Pochodzący z Dębicy Artur Jędrzejczyk już jutro może po raz kolejny zostać mistrzem Polski. Legia Warszawa musi przynajmniej zremisować z Lechem Poznań, by zapewnić sobie tytuł najlepszej drużyny sezonu 2019/2020 w PKO BP Ekstraklasie.
Jutro o godzinie 17:30 dojdzie do meczu w ramach 34. kolejki pomiędzy Lechem a Legią. Jest duże prawdopodobieństwo, że po 90. minutach poznamy nowego mistrza kraju.
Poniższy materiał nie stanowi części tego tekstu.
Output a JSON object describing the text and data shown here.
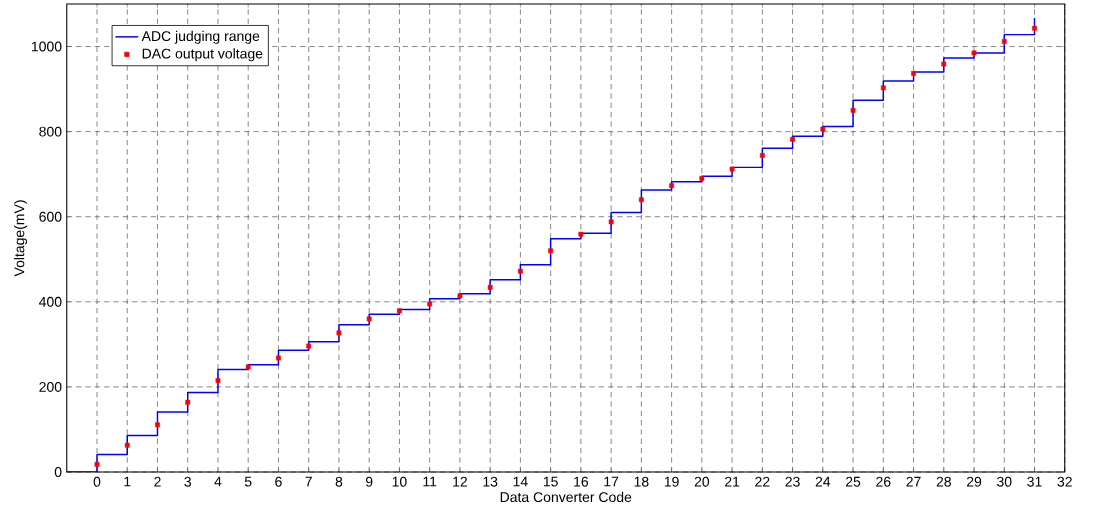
{
  "chart_data": {
    "type": "step",
    "xlabel": "Data Converter Code",
    "ylabel": "Voltage(mV)",
    "xlim": [
      -1,
      32
    ],
    "ylim": [
      0,
      1100
    ],
    "xticks": [
      0,
      1,
      2,
      3,
      4,
      5,
      6,
      7,
      8,
      9,
      10,
      11,
      12,
      13,
      14,
      15,
      16,
      17,
      18,
      19,
      20,
      21,
      22,
      23,
      24,
      25,
      26,
      27,
      28,
      29,
      30,
      31,
      32
    ],
    "yticks": [
      0,
      200,
      400,
      600,
      800,
      1000
    ],
    "grid": true,
    "legend": "top left",
    "series": [
      {
        "name": "ADC judging range",
        "color": "#0000ff",
        "marker": "none",
        "x": [
          -1,
          0,
          1,
          2,
          3,
          4,
          5,
          6,
          7,
          8,
          9,
          10,
          11,
          12,
          13,
          14,
          15,
          16,
          17,
          18,
          19,
          20,
          21,
          22,
          23,
          24,
          25,
          26,
          27,
          28,
          29,
          30,
          31
        ],
        "values": [
          0,
          41,
          86,
          141,
          187,
          241,
          252,
          286,
          306,
          346,
          371,
          382,
          407,
          419,
          452,
          487,
          548,
          561,
          610,
          663,
          682,
          695,
          716,
          761,
          789,
          812,
          874,
          919,
          940,
          973,
          985,
          1028,
          1067
        ]
      },
      {
        "name": "DAC output voltage",
        "type": "scatter",
        "color": "#ff0000",
        "marker": "square",
        "x": [
          0,
          1,
          2,
          3,
          4,
          5,
          6,
          7,
          8,
          9,
          10,
          11,
          12,
          13,
          14,
          15,
          16,
          17,
          18,
          19,
          20,
          21,
          22,
          23,
          24,
          25,
          26,
          27,
          28,
          29,
          30,
          31
        ],
        "values": [
          18,
          63,
          111,
          164,
          215,
          247,
          268,
          296,
          327,
          360,
          379,
          395,
          414,
          434,
          472,
          520,
          559,
          588,
          640,
          673,
          690,
          712,
          744,
          782,
          806,
          850,
          903,
          937,
          959,
          985,
          1012,
          1043
        ]
      }
    ]
  }
}
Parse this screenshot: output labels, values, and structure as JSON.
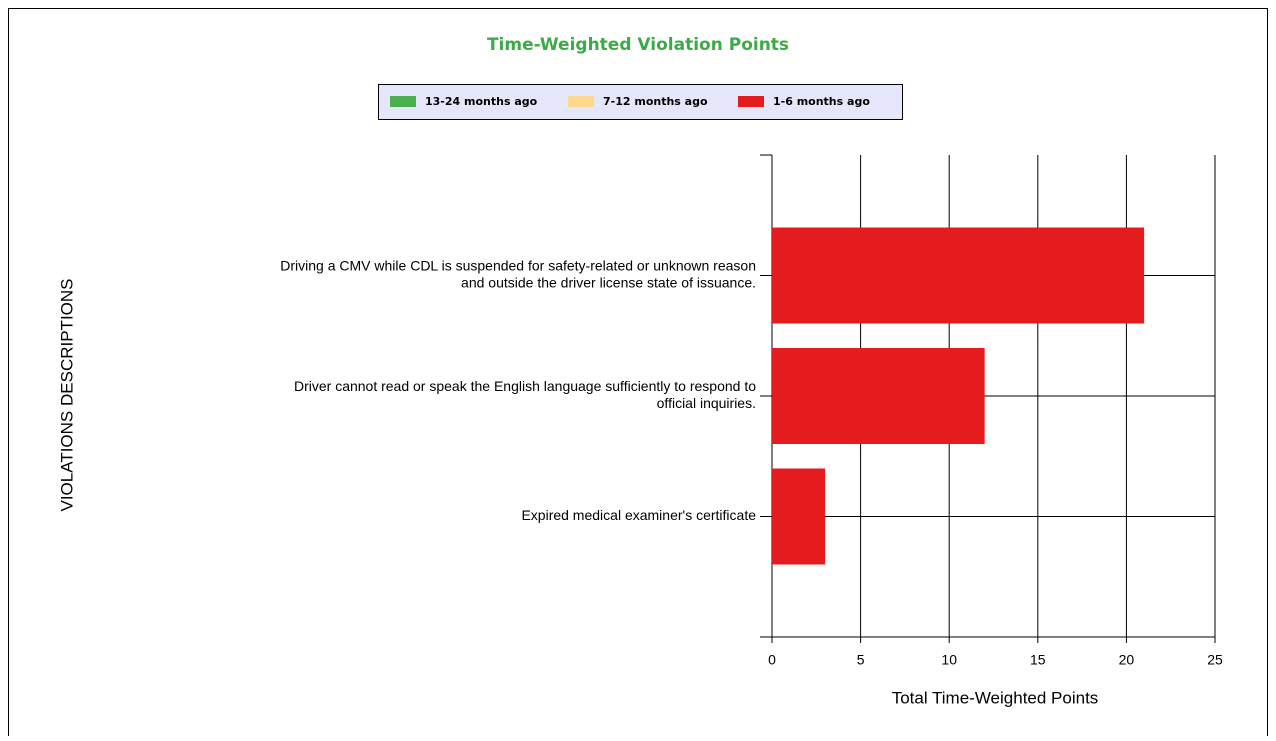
{
  "chart_data": {
    "type": "hbar-stacked",
    "title": "Time-Weighted Violation Points",
    "y_label": "VIOLATIONS DESCRIPTIONS",
    "x_label": "Total Time-Weighted Points",
    "categories": [
      [
        "Driving a CMV while CDL is suspended for safety-related or unknown reason",
        "and outside the driver  license state of issuance."
      ],
      [
        "Driver cannot read or speak the English language sufficiently to respond to",
        "official inquiries."
      ],
      [
        "Expired medical examiner's certificate"
      ]
    ],
    "series": [
      {
        "name": "13-24 months ago",
        "color": "#4caf50",
        "values": [
          0,
          0,
          0
        ]
      },
      {
        "name": "7-12 months ago",
        "color": "#ffd890",
        "values": [
          0,
          0,
          0
        ]
      },
      {
        "name": "1-6 months ago",
        "color": "#e41c1e",
        "values": [
          21,
          12,
          3
        ]
      }
    ],
    "xlim": [
      0,
      25
    ],
    "xticks": [
      0,
      5,
      10,
      15,
      20,
      25
    ],
    "grid": true,
    "legend": "top"
  }
}
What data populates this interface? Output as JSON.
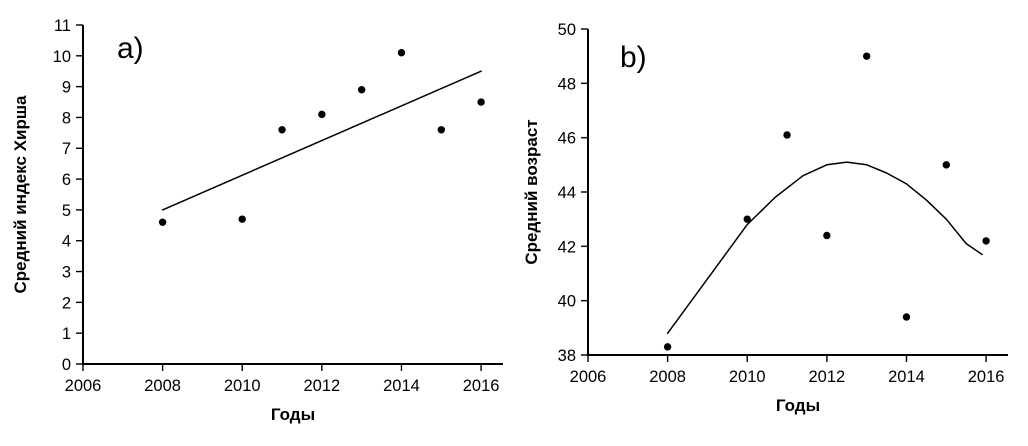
{
  "figure": {
    "background": "#ffffff",
    "axis_color": "#000000",
    "text_color": "#000000"
  },
  "chart_data": [
    {
      "type": "scatter",
      "panel_label": "a)",
      "xlabel": "Годы",
      "ylabel": "Средний индекс Хирша",
      "xlim": [
        2006,
        2016.55
      ],
      "ylim": [
        0,
        11
      ],
      "x_ticks": [
        2006,
        2008,
        2010,
        2012,
        2014,
        2016
      ],
      "y_ticks": [
        0,
        1,
        2,
        3,
        4,
        5,
        6,
        7,
        8,
        9,
        10,
        11
      ],
      "grid": false,
      "legend": "none",
      "marker_color": "#000000",
      "line_color": "#000000",
      "points": {
        "x": [
          2008,
          2010,
          2011,
          2012,
          2013,
          2014,
          2015,
          2016
        ],
        "y": [
          4.6,
          4.7,
          7.6,
          8.1,
          8.9,
          10.1,
          7.6,
          8.5
        ]
      },
      "trend": {
        "shape": "linear",
        "x": [
          2008,
          2016
        ],
        "y": [
          5.0,
          9.5
        ]
      }
    },
    {
      "type": "scatter",
      "panel_label": "b)",
      "xlabel": "Годы",
      "ylabel": "Средний возраст",
      "xlim": [
        2006,
        2016.55
      ],
      "ylim": [
        38,
        50
      ],
      "x_ticks": [
        2006,
        2008,
        2010,
        2012,
        2014,
        2016
      ],
      "y_ticks": [
        38,
        40,
        42,
        44,
        46,
        48,
        50
      ],
      "grid": false,
      "legend": "none",
      "marker_color": "#000000",
      "line_color": "#000000",
      "points": {
        "x": [
          2008,
          2010,
          2011,
          2012,
          2013,
          2014,
          2015,
          2016
        ],
        "y": [
          38.3,
          43.0,
          46.1,
          42.4,
          49.0,
          39.4,
          45.0,
          42.2
        ]
      },
      "trend": {
        "shape": "quadratic-curve",
        "x": [
          2008,
          2008.6,
          2009.2,
          2010,
          2010.7,
          2011.4,
          2012,
          2012.5,
          2013,
          2013.5,
          2014,
          2014.5,
          2015,
          2015.5,
          2015.9
        ],
        "y": [
          38.8,
          40.0,
          41.2,
          42.8,
          43.8,
          44.6,
          45.0,
          45.1,
          45.0,
          44.7,
          44.3,
          43.7,
          43.0,
          42.1,
          41.7
        ]
      }
    }
  ]
}
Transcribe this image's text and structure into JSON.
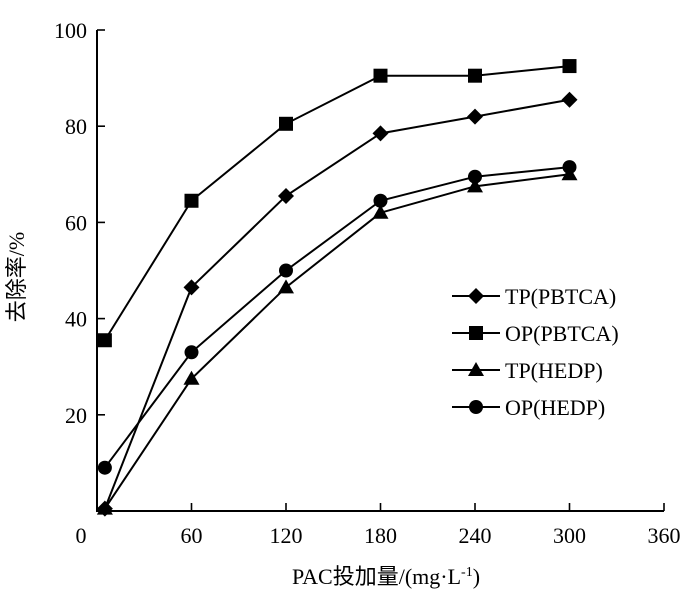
{
  "chart_data": {
    "type": "line",
    "xlabel": "PAC投加量/(mg·L",
    "xlabel_sup": "-1",
    "xlabel_tail": ")",
    "ylabel": "去除率/%",
    "xlim": [
      0,
      360
    ],
    "ylim": [
      0,
      100
    ],
    "xticks": [
      "0",
      "60",
      "120",
      "180",
      "240",
      "300",
      "360"
    ],
    "yticks": [
      "20",
      "40",
      "60",
      "80",
      "100"
    ],
    "x": [
      5,
      60,
      120,
      180,
      240,
      300
    ],
    "series": [
      {
        "name": "TP(PBTCA)",
        "marker": "diamond",
        "values": [
          0.5,
          46.5,
          65.5,
          78.5,
          82,
          85.5
        ]
      },
      {
        "name": "OP(PBTCA)",
        "marker": "square",
        "values": [
          35.5,
          64.5,
          80.5,
          90.5,
          90.5,
          92.5
        ]
      },
      {
        "name": "TP(HEDP)",
        "marker": "triangle",
        "values": [
          0.5,
          27.5,
          46.5,
          62,
          67.5,
          70
        ]
      },
      {
        "name": "OP(HEDP)",
        "marker": "circle",
        "values": [
          9,
          33,
          50,
          64.5,
          69.5,
          71.5
        ]
      }
    ],
    "legend": "right-center",
    "grid": false
  }
}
Oczywiście chodzi o klub ze stolicy, który ma 11 punktów przewagi nad Piastem Gliwice i Lechem, a także 12 nad Śląskiem Wrocław.
Jeśli drużyna Artura Jędrzejczyka wyjedzie z Wielkopolski minimum z remisem, będzie mogła już świętować tytuł i awans do II rundy kwalifikacji Ligi Mistrzów UEFA. Co oznaczałoby to dla dębiczanina?
Piąte mistrzostwo Polski. Wszystkie zdobywał w barwach warszawskiej Legii w sezonach 2012/2013, 2015/2016, 2016/2017 i 2017/2018. W poprzedniej edycji Ekstraklasy złote medale zostały w Gliwicach.
Wówczas Jędrzejczyk i jego drużyna uplasowali się na drugim miejscu. Czy teraz przypieczętują dobry sezon zdobyciem tytułu?